Trump pulled the most troops out of Iraq and Afghanistan in two-decades, but President Joe Biden is unsure if he will work toward peace by the May 1 deadline.


In an interview that aired Wednesday with ABC News’ George Stephanopoulos on “Good Morning America,” President Joe Biden stated that it would be “tough” to withdraw U.S troops currently stationed in Afghanistan by the scheduled deadline of May 1.

“I’m in the process of making that decision now as to when they’ll leave. The fact is, that was not a very solidly negotiated deal that the president, the former president, worked out,” Biden said. “So we’re in consultation with our allies as well as the government, and that decision’s — it’s in process now.”
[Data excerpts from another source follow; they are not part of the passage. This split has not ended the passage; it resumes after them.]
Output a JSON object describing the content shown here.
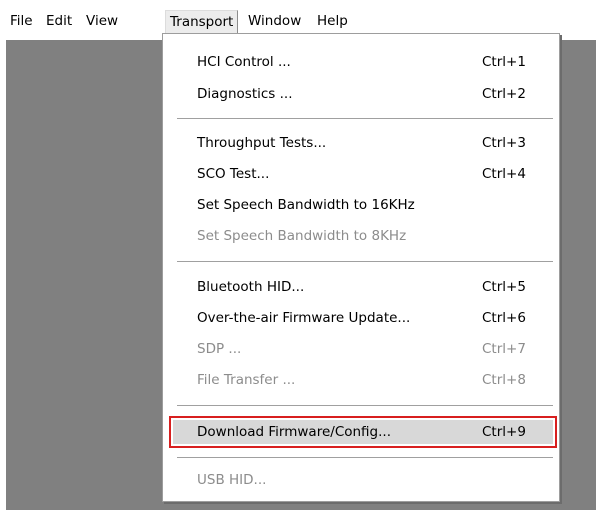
{
  "menubar": {
    "items": [
      {
        "label": "File"
      },
      {
        "label": "Edit"
      },
      {
        "label": "View"
      },
      {
        "label": "Transport"
      },
      {
        "label": "Window"
      },
      {
        "label": "Help"
      }
    ],
    "active": "Transport"
  },
  "transport_menu": {
    "items": [
      {
        "label": "HCI Control ...",
        "shortcut": "Ctrl+1",
        "enabled": true
      },
      {
        "label": "Diagnostics ...",
        "shortcut": "Ctrl+2",
        "enabled": true
      },
      {
        "label": "Throughput Tests...",
        "shortcut": "Ctrl+3",
        "enabled": true
      },
      {
        "label": "SCO Test...",
        "shortcut": "Ctrl+4",
        "enabled": true
      },
      {
        "label": "Set Speech Bandwidth to 16KHz",
        "shortcut": "",
        "enabled": true
      },
      {
        "label": "Set Speech Bandwidth to 8KHz",
        "shortcut": "",
        "enabled": false
      },
      {
        "label": "Bluetooth HID...",
        "shortcut": "Ctrl+5",
        "enabled": true
      },
      {
        "label": "Over-the-air Firmware Update...",
        "shortcut": "Ctrl+6",
        "enabled": true
      },
      {
        "label": "SDP ...",
        "shortcut": "Ctrl+7",
        "enabled": false
      },
      {
        "label": "File Transfer ...",
        "shortcut": "Ctrl+8",
        "enabled": false
      },
      {
        "label": "Download Firmware/Config...",
        "shortcut": "Ctrl+9",
        "enabled": true,
        "highlighted": true
      },
      {
        "label": "USB HID...",
        "shortcut": "",
        "enabled": false
      }
    ]
  },
  "colors": {
    "workspace": "#808080",
    "highlight_outline": "#d81f1f",
    "disabled_text": "#8c8c8c"
  }
}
Last year, then-President Donald Trump negotiated with the Taliban to yank U.S. military forces from Afghanistan and Iraq. The Afghan government agreed to release as many as 5,000 Taliban prisoners in a trade for 1,000 Afghan prisoners held hostage by the Taliban. The historic peace deal came after nearly two decades of war in Afghanistan.

Out of the troops that have not yet been withdrawn, 3,500 remain. According to The New York Times, more than 1,000 Special Operations forces remain in Afghanistan, of this number. The peace agreement has not yet been authorized by the Afghan government.

“I don’t think a lot longer,” Biden told Stephanopoulos on the length of sustaining troops in the middle east. “[It] could happen, but it is tough,” he added on making the May 1 deadline that Trump put in place.

To date, 3,500 troops stationed in Iraq and Afghanistan is the lowest number since the conflict initiated. Biden’s decision comes just a month after he put a freeze on Trump’s decision to withdraw troops from Germany in July. About 11,900 troops were relocated to the U.S. or other parts of Europe.

“We don’t want to be the suckers anymore,” Trump said to reporters in July. “The United States has been taken advantage of for 25 years, both on trade and on the military. We’re protecting Germany, so we’re reducing the force because they’re not paying the bills. It’s very simple. They’re delinquent. So we’re reducing the force. Now if they start paying their bills … I would think about it.”

Biden’s interview aired a day prior to a meeting in Moscow between leaders from Russia, China, the United States, Pakistan, top Afghan officials, and opposition leaders, as well as Taliban representatives. The Taliban continues to deny that al-Qaida terrorists are responsible for the attacks on Sep. 11, 2001.

This week, Secretary of State Antony Blinken urged Afghan President Ashraf Ghani to display “urgent leadership” in talks to craft a peace plan with the Taliban.

In reaction to Biden’s indeterminate stance on the withdrawal of troops, a spokesperson for the Taliban said that there would be “consequences” if Trump’s agreement was not abided by. The threat is a warning to resume attacks on U.S forces.